Relatable though it might be, no one can deny that Ansari's simplicity and cordiality were in direct contrast to Hathiram's rugged, cantankerous demeanor. And yet, their chemistry was undeniable. Perhaps because, much like their characters, Ishwak and Jaideep's style of acting was also contrastingly complimentary. 

That's where the magic happens because when you're with him (Jaideep), who is so good with his work. While his way of doing things, purely technically, acting-wise, is very different from how I do a scene. (But) seeing two completely different art forms coming together, and you don't know, it's unpredictable how it's going to pan out, and it worked out fine. 

While he finds himself relating to a lot of characters in general, he's never given considerable thought to a character he'd choose over Ansari from Paatal Lok. Perhaps that also explains, not just his view on the insider vs. outsider gap in the industry, but also the actors he looks up to for inspiration. 

I never applied my mind to it. You're aware of certain realities. So why I went to a theatre group was one, of course, to get my feet wet. But once you're aware of things and you know what kind of work is going on and there are certain actors you look up to, Irrfan, Naseer saab, and you see their journey and to be in that group. I love this whole process of going through casting and sort of competing. I've been a sportsman and that sportsman spirit of 'let the best man win' - I've always enjoyed that. I've immense faith in the industry. I've never felt cheated. I've always felt I got what I deserved at that point of time. Chota role mila toh shayad utna hi deserve karta tha. 

Perhaps it's this 'personal motivation', as Ishwak puts it, that has led him to work with a director like Nikhil Advani, (for the film The Apartment, a part of the Amazon Prime Original's anthology Unpaused), who he always wanted to work with. 

To work with Nikhil Advani and to get that kind of pat on the back from a director like him is so encouraging. You feel like that this thing that I go out and do, it works. You get appreciated by doing an assignment, and when the big guys like your work, that's how you build your conviction. 

While his dream of working with Nikhil Advani may have come true, there is a desire that is destined to remain unfulfilled - to work with Irrfan Khan, the actor whose work he was most inspired by. 

Been inspired by the Khans, by Mr. Bachchan... when I was in my theatre, I followed Naseer saab very closely. Or the newer generation like Pankaj Tripathi or the people who came just before me, Iike Jaideep is great, Vijay is doing great work, Raj is amazing. But the thing is, I was always very open to work with Irrfan sir but that's something that... his movies have inspired me like probably none other. 

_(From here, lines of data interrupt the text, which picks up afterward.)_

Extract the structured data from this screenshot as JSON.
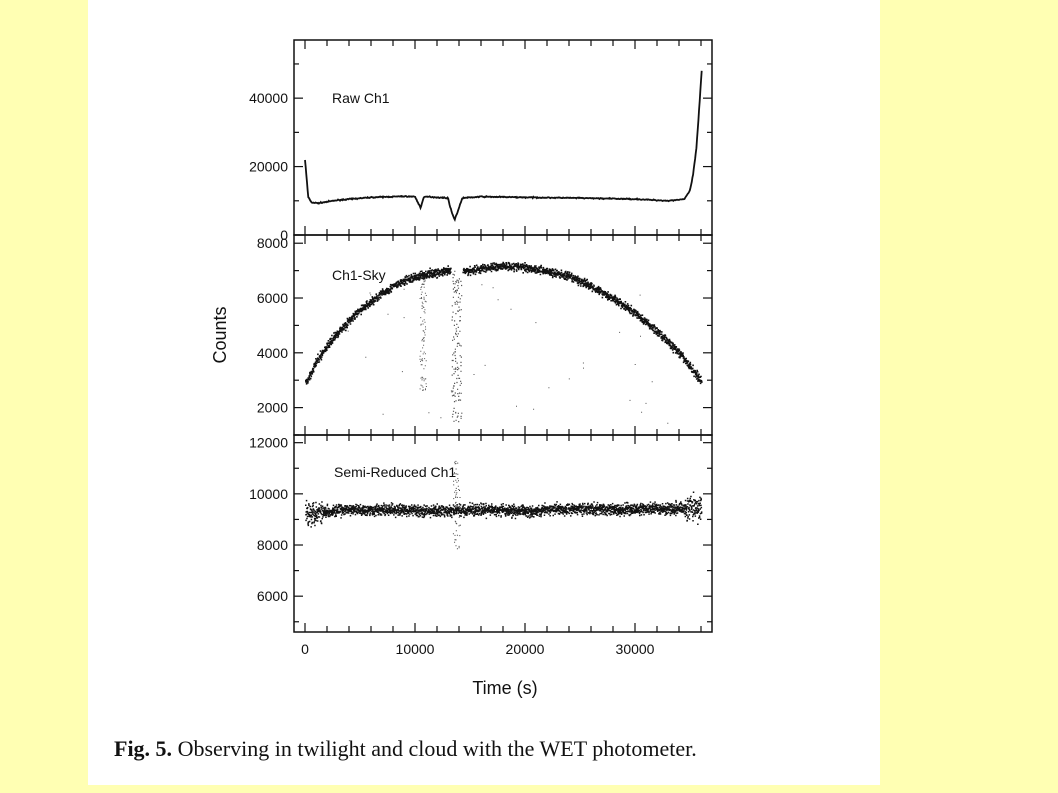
{
  "figure": {
    "caption_label": "Fig. 5.",
    "caption_text": "Observing in twilight and cloud with the WET photometer."
  },
  "colors": {
    "background": "#ffffb3",
    "paper": "#ffffff",
    "ink": "#111111"
  },
  "chart_data": [
    {
      "type": "line",
      "panel_label": "Raw Ch1",
      "xlabel": "",
      "ylabel": "",
      "xlim": [
        -1000,
        37000
      ],
      "ylim": [
        0,
        57000
      ],
      "yticks": [
        0,
        20000,
        40000
      ],
      "series": [
        {
          "x": [
            0,
            300,
            600,
            1200,
            3000,
            6000,
            9000,
            10000,
            10500,
            10800,
            11100,
            12000,
            13000,
            13300,
            13600,
            13900,
            14300,
            16000,
            20000,
            25000,
            30000,
            33000,
            34500,
            35000,
            35300,
            35600,
            35900,
            36100
          ],
          "y": [
            22000,
            11000,
            9500,
            9300,
            10200,
            11000,
            11300,
            11200,
            8000,
            11000,
            11200,
            11000,
            10800,
            7000,
            4500,
            7000,
            10800,
            11200,
            11000,
            10800,
            10500,
            10000,
            10500,
            13000,
            18000,
            26000,
            40000,
            50000
          ]
        }
      ]
    },
    {
      "type": "scatter",
      "panel_label": "Ch1-Sky",
      "xlabel": "",
      "ylabel": "Counts",
      "xlim": [
        -1000,
        37000
      ],
      "ylim": [
        1000,
        8300
      ],
      "yticks": [
        2000,
        4000,
        6000,
        8000
      ],
      "series": [
        {
          "x": [
            0,
            1000,
            2000,
            3000,
            4000,
            5000,
            6000,
            7000,
            8000,
            9000,
            10000,
            11000,
            12000,
            13000,
            14500,
            16000,
            18000,
            20000,
            22000,
            24000,
            26000,
            28000,
            30000,
            32000,
            34000,
            35000,
            36000
          ],
          "y": [
            2900,
            3700,
            4300,
            4800,
            5200,
            5600,
            5900,
            6200,
            6450,
            6650,
            6800,
            6900,
            6950,
            7000,
            7000,
            7100,
            7200,
            7150,
            7000,
            6800,
            6450,
            6000,
            5450,
            4800,
            4000,
            3500,
            3000
          ]
        }
      ]
    },
    {
      "type": "scatter",
      "panel_label": "Semi-Reduced Ch1",
      "xlabel": "Time (s)",
      "ylabel": "",
      "xlim": [
        -1000,
        37000
      ],
      "ylim": [
        4600,
        12300
      ],
      "yticks": [
        6000,
        8000,
        10000,
        12000
      ],
      "xticks": [
        0,
        10000,
        20000,
        30000
      ],
      "series": [
        {
          "x": [
            0,
            4000,
            8000,
            12000,
            16000,
            20000,
            24000,
            28000,
            32000,
            36000
          ],
          "y": [
            9300,
            9400,
            9400,
            9350,
            9400,
            9350,
            9450,
            9400,
            9450,
            9500
          ]
        }
      ]
    }
  ]
}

While cinema and Mumbai may be his life now, it wasn't always so. He grew up in Delhi, and the joy in his voice when he talks about his childhood is impossible to miss. Because while Mumbai may have always had a soft corner in his heart, it's Delhi that is his heart... and apparently, also the 'love' of his life.   

Delhi is my place. The good, old Dehli - I have so many hang out spots. I actually find myself going to Khan Market so often, just one of those cafes, read a book and chill there. Or go to my school, Modern School... great times growing up, Connaught Place, South Delhi, all these markets. Or the coffee shop my Dad used to take me to after school. It's like reliving your childhood and I had a great childhood growing up in Delhi. Still not bad. But mostly I've lived in Delhi, and it's a very special place... Mujhe Maqbool ki woh line yaad aati hai, sabse meri favourite line and I'm going to quote that, "Delhi meri mashuqa hai, isko chhodke hum kahi nahi jaate." Halan ki Pankaj Kapur, another favourite actor, ne shayad Mumbai bola tha. 

Ishwak Singh's latest release, Unpaused, is currently streaming on Amazon Prime Video.